Does Innovation Policy Really Work?

Last week I had the chance to attend a fantastic conference organized by the Innovation Growth Lab in London on the use of randomized control trials (RCT) in innovation policy evaluation. Field experiments to assess whether certain policies work are already very popular in fields such as development economics. But surprisingly little has been done in OECD countries to this day.

There are many obstacles to overcome in order to establish RCTs in the policy domain. Field experiments involve proper randomization of participants in a treatment and control group. Think of a new educational method that you want to test under real life conditions in the classrooms. Either you will have a hard time explaining to parents in the control class why their children are not allowed to participate. Or the method is perceived to be crap and parents will revolt. Moreover, experimentation requires a government to “admit” that they’re not omniscient—that they have good intentions but are not completely sure how to achieve them. This can be a weapon in the hands of their political enemies. And eventually, field experiments about exciting topics can be simply very expensive. R&D grants for large research projects go in the millions. There are legitimate concerns on the part of policy makers to spend these amounts on a random basis. The conference was mainly organized to convince officials that most of these concerns are exaggerated but also for researchers to share their success stories.

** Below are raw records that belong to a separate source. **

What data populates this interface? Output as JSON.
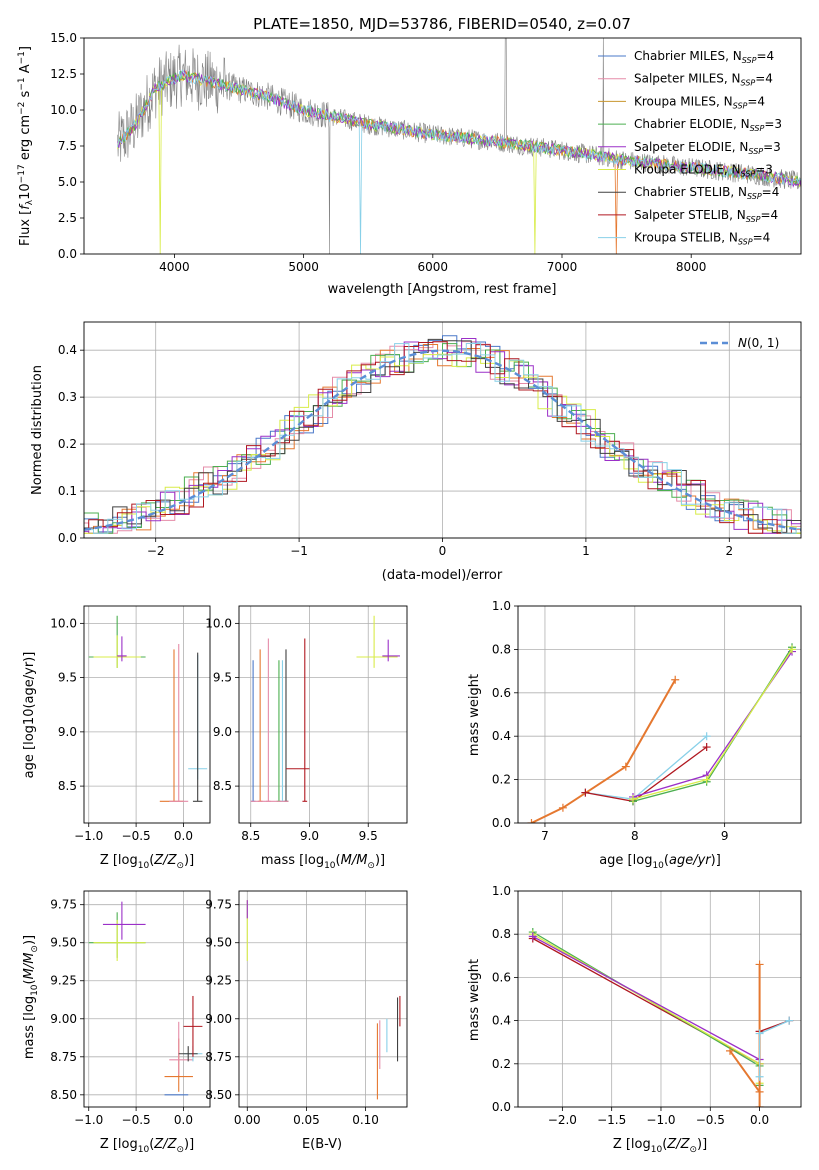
{
  "colors": {
    "chab_miles": "#4a78c8",
    "salp_miles": "#e58ca8",
    "krou_miles": "#c8962e",
    "chab_elodie": "#4caf50",
    "salp_elodie": "#9b30c8",
    "krou_elodie": "#d8ec48",
    "chab_stelib": "#404040",
    "salp_stelib": "#b01820",
    "krou_stelib": "#88d0e8",
    "orange": "#e57830",
    "gauss": "#5b8ed6",
    "data_grey": "#808080"
  },
  "legend_entries": [
    "Chabrier MILES, N_SSP=4",
    "Salpeter MILES, N_SSP=4",
    "Kroupa MILES, N_SSP=4",
    "Chabrier ELODIE, N_SSP=3",
    "Salpeter ELODIE, N_SSP=3",
    "Kroupa ELODIE, N_SSP=3",
    "Chabrier STELIB, N_SSP=4",
    "Salpeter STELIB, N_SSP=4",
    "Kroupa STELIB, N_SSP=4"
  ],
  "chart_data": [
    {
      "id": "spectrum",
      "type": "line",
      "title": "PLATE=1850, MJD=53786, FIBERID=0540, z=0.07",
      "xlabel": "wavelength [Angstrom, rest frame]",
      "ylabel": "Flux [f_λ10^-17 erg cm^-2 s^-1 A^-1]",
      "xlim": [
        3300,
        8850
      ],
      "ylim": [
        0,
        15
      ],
      "xticks": [
        4000,
        5000,
        6000,
        7000,
        8000
      ],
      "yticks": [
        0.0,
        2.5,
        5.0,
        7.5,
        10.0,
        12.5,
        15.0
      ],
      "grid": false,
      "legend": "top-right",
      "continuum": [
        [
          3560,
          7.6
        ],
        [
          3700,
          9.0
        ],
        [
          3850,
          11.5
        ],
        [
          4050,
          12.4
        ],
        [
          4300,
          11.9
        ],
        [
          4700,
          11.0
        ],
        [
          5000,
          10.0
        ],
        [
          5500,
          9.0
        ],
        [
          6000,
          8.3
        ],
        [
          6500,
          7.8
        ],
        [
          7000,
          7.2
        ],
        [
          7500,
          6.5
        ],
        [
          8000,
          6.0
        ],
        [
          8500,
          5.5
        ],
        [
          8850,
          5.0
        ]
      ]
    },
    {
      "id": "residual-histogram",
      "type": "line",
      "xlabel": "(data-model)/error",
      "ylabel": "Normed distribution",
      "xlim": [
        -2.5,
        2.5
      ],
      "ylim": [
        0,
        0.46
      ],
      "xticks": [
        -2,
        -1,
        0,
        1,
        2
      ],
      "yticks": [
        0.0,
        0.1,
        0.2,
        0.3,
        0.4
      ],
      "grid": true,
      "legend": "top-right",
      "gaussian_label": "N(0, 1)"
    },
    {
      "id": "age-vs-Z",
      "type": "scatter",
      "xlabel": "Z [log10(Z/Z⊙)]",
      "ylabel": "age  [log10(age/yr)]",
      "xlim": [
        -1.05,
        0.28
      ],
      "ylim": [
        8.16,
        10.16
      ],
      "xticks": [
        -1.0,
        -0.5,
        0.0
      ],
      "yticks": [
        8.5,
        9.0,
        9.5,
        10.0
      ],
      "grid": true
    },
    {
      "id": "age-vs-mass",
      "type": "scatter",
      "xlabel": "mass [log10(M/M⊙)]",
      "xlim": [
        8.4,
        9.83
      ],
      "ylim": [
        8.16,
        10.16
      ],
      "xticks": [
        8.5,
        9.0,
        9.5
      ],
      "yticks": [
        8.5,
        9.0,
        9.5,
        10.0
      ],
      "grid": true
    },
    {
      "id": "weight-vs-age",
      "type": "line",
      "xlabel": "age  [log10(age/yr)]",
      "ylabel": "mass weight",
      "xlim": [
        6.7,
        9.85
      ],
      "ylim": [
        0,
        1
      ],
      "xticks": [
        7,
        8,
        9
      ],
      "yticks": [
        0.0,
        0.2,
        0.4,
        0.6,
        0.8,
        1.0
      ],
      "grid": true,
      "series": [
        {
          "color": "orange",
          "points": [
            [
              6.85,
              0.0
            ],
            [
              7.2,
              0.07
            ],
            [
              7.9,
              0.26
            ],
            [
              8.45,
              0.66
            ]
          ]
        },
        {
          "color": "krou_stelib",
          "points": [
            [
              7.45,
              0.14
            ],
            [
              7.98,
              0.11
            ],
            [
              8.8,
              0.4
            ]
          ]
        },
        {
          "color": "salp_stelib",
          "points": [
            [
              7.45,
              0.14
            ],
            [
              7.98,
              0.1
            ],
            [
              8.8,
              0.35
            ]
          ]
        },
        {
          "color": "salp_elodie",
          "points": [
            [
              7.98,
              0.12
            ],
            [
              8.8,
              0.22
            ],
            [
              9.75,
              0.79
            ]
          ]
        },
        {
          "color": "chab_elodie",
          "points": [
            [
              7.98,
              0.1
            ],
            [
              8.8,
              0.19
            ],
            [
              9.75,
              0.81
            ]
          ]
        },
        {
          "color": "krou_elodie",
          "points": [
            [
              7.98,
              0.11
            ],
            [
              8.8,
              0.2
            ],
            [
              9.75,
              0.8
            ]
          ]
        }
      ]
    },
    {
      "id": "mass-vs-Z",
      "type": "scatter",
      "xlabel": "Z [log10(Z/Z⊙)]",
      "ylabel": "mass [log10(M/M⊙)]",
      "xlim": [
        -1.05,
        0.28
      ],
      "ylim": [
        8.42,
        9.84
      ],
      "xticks": [
        -1.0,
        -0.5,
        0.0
      ],
      "yticks": [
        8.5,
        8.75,
        9.0,
        9.25,
        9.5,
        9.75
      ],
      "grid": true
    },
    {
      "id": "mass-vs-EBV",
      "type": "scatter",
      "xlabel": "E(B-V)",
      "xlim": [
        -0.007,
        0.135
      ],
      "ylim": [
        8.42,
        9.84
      ],
      "xticks": [
        0.0,
        0.05,
        0.1
      ],
      "yticks": [
        8.5,
        8.75,
        9.0,
        9.25,
        9.5,
        9.75
      ],
      "grid": true
    },
    {
      "id": "weight-vs-Z",
      "type": "line",
      "xlabel": "Z [log10(Z/Z⊙)]",
      "ylabel": "mass weight",
      "xlim": [
        -2.45,
        0.42
      ],
      "ylim": [
        0,
        1
      ],
      "xticks": [
        -2.0,
        -1.5,
        -1.0,
        -0.5,
        0.0
      ],
      "yticks": [
        0.0,
        0.2,
        0.4,
        0.6,
        0.8,
        1.0
      ],
      "grid": true,
      "series": [
        {
          "color": "salp_stelib",
          "points": [
            [
              -2.3,
              0.78
            ],
            [
              0.0,
              0.2
            ],
            [
              0.0,
              0.35
            ],
            [
              0.3,
              0.4
            ]
          ]
        },
        {
          "color": "chab_elodie",
          "points": [
            [
              -2.3,
              0.81
            ],
            [
              0.0,
              0.19
            ],
            [
              0.0,
              0.1
            ]
          ]
        },
        {
          "color": "krou_elodie",
          "points": [
            [
              -2.3,
              0.8
            ],
            [
              0.0,
              0.2
            ],
            [
              0.0,
              0.11
            ]
          ]
        },
        {
          "color": "salp_elodie",
          "points": [
            [
              -2.3,
              0.79
            ],
            [
              0.0,
              0.22
            ]
          ]
        },
        {
          "color": "orange",
          "points": [
            [
              -0.3,
              0.26
            ],
            [
              0.0,
              0.07
            ],
            [
              0.0,
              0.66
            ],
            [
              0.0,
              0.0
            ]
          ]
        },
        {
          "color": "krou_stelib",
          "points": [
            [
              0.0,
              0.14
            ],
            [
              0.0,
              0.34
            ],
            [
              0.3,
              0.4
            ]
          ]
        }
      ]
    }
  ]
}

The point that we need better evidence on what we spend our public money on (€152 billion to support businesses across Europe, according to estimates) is also demonstrated impressively by the British What Works Centre for Local Economic Growth. In a recent report they carefully reviewed 1,700 studies that deal with the evaluation of R&D grants, loans, and tax credits and classified them according to the strength of evidence they provide. For this purpose the authors used a variant of the Scientific Maryland Scale (SMS) which you can see in the figure.  scientific_maryland_scale

The poorest level of evidence provide simple correlation analyses between a policy measure and an outcome of interest. In level three studies already consider a control group which is adjusted to resemble the treatment group by statistical techniques such as OLS or matching estimators. The gold standard in this classification is of course the randomized control trial. For their review of evidence on R&D grant programs the authors of the What Works Centre only found 42 studies that met their minimum requirements to score at least level three on the SMS. Further, only five studies reached level four. And studies providing the highest level of confidence were absent completely.*

Thus, although papers about R&D subsidies may sometimes appear to be old hat our knowledge about what works in practice is surprisingly little. If you closely inspect the findings in all five studies attaining level four you will also find very mixed results of whether grants have positive effects on firm performance and innovation. So we’re still far from reaching a consensus on the matter. I hope that my recent paper can provide a piece of evidence more to inform the debate.

* To be fair, the report shows a quite strong bias towards so-called experimentalist (or randomista, according to Arthur Lewbel) methods. Theoretical or structural approaches are neglected completely.